Legislature of the Marshall Islands
- Passed by: Legislature of the Marshall Islands
- Passed: February 26, 2018
- Repealed: August 2025

= Sovereign Currency Act of 2018 =

Marshallese legislation

Sovereign Currency Act of 2018 was a statute of the Legislature of the Marshall Islands which was passed on February 26, 2018. The act created and issued a digital decentralized currency ("cryptocurrency") to be used as a legal tender of the Marshall Islands. The act was repealed in August 2025.

==History==

The Sovereign Currency Act of 2018 was passed on February 26, 2018 by the Legislature of the Marshall Islands. It would create and issue the Sovereign (SOV), a cryptocurrency. The purpose of the act was to lower the dependence on the United States dollar.

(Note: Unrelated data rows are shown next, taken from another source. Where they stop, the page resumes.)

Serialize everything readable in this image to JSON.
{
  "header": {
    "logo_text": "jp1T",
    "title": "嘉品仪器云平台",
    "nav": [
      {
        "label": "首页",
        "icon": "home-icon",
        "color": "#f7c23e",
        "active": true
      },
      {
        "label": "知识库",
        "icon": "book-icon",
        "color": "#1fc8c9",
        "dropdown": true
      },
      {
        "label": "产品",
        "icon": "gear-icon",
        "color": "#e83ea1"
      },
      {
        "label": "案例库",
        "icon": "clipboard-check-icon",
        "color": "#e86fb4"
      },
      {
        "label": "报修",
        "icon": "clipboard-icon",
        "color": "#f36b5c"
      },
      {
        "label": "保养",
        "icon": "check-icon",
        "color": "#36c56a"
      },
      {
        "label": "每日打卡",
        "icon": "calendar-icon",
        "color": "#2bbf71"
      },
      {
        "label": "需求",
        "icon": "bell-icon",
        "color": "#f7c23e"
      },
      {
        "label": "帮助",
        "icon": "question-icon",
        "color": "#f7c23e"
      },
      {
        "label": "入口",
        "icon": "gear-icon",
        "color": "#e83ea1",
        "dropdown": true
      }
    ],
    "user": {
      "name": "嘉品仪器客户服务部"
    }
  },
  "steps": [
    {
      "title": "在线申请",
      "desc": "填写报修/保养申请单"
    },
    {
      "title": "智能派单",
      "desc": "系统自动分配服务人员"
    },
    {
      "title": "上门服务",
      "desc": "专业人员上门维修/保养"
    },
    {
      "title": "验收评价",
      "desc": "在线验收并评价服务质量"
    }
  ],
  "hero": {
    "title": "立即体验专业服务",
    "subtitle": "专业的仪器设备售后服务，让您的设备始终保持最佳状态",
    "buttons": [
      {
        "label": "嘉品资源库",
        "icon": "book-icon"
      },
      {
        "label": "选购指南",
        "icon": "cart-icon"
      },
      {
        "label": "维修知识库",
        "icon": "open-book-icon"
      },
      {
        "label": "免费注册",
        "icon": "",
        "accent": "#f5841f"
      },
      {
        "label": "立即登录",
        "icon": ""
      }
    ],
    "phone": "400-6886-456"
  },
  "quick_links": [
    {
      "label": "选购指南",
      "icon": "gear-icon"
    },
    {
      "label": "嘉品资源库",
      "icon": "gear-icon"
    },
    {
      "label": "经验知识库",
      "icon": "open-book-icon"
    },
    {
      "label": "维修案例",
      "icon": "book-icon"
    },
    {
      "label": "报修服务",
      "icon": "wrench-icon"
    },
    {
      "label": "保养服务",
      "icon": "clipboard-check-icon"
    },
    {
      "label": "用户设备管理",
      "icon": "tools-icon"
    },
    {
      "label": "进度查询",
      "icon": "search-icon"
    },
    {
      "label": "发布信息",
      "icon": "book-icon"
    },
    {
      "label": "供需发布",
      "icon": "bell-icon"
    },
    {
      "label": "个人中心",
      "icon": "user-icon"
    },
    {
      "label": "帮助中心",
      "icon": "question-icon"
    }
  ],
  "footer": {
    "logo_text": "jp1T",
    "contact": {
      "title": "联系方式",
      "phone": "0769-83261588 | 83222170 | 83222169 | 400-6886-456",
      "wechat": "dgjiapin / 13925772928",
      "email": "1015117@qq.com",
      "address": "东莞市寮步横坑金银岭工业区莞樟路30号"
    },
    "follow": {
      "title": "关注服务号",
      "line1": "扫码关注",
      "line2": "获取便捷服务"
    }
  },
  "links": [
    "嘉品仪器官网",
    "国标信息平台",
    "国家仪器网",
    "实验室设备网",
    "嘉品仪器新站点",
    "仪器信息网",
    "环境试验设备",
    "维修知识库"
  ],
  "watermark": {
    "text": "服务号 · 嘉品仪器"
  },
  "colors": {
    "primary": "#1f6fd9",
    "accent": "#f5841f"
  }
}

The SOV was created through a partnership with Neema, a financial technology startup. Neema uses the "Yokwe" protocol to ensure anonymity while also linking each account with a verified government identity that is both encrypted and private. The SOV is issued by the Ministry of Finance and was introduced through an initial coin offering (ICO). The number of SOV’s in circulation will start at 24 million and will grow by 4% each year. Hilda C. Heine, the President of the Marshall Islands, called the creation of SOV "another step of manifesting our national liberty".

In September 2018, the International Monetary Fund (IMF) released a report warning the Marshall Islands not to launch its own cryptocurrency. The IMF's primary concerns were that the revenue from the ICO would be smaller than expected and that governance of the SOV were not adequate.

The act was repealed in August 2025.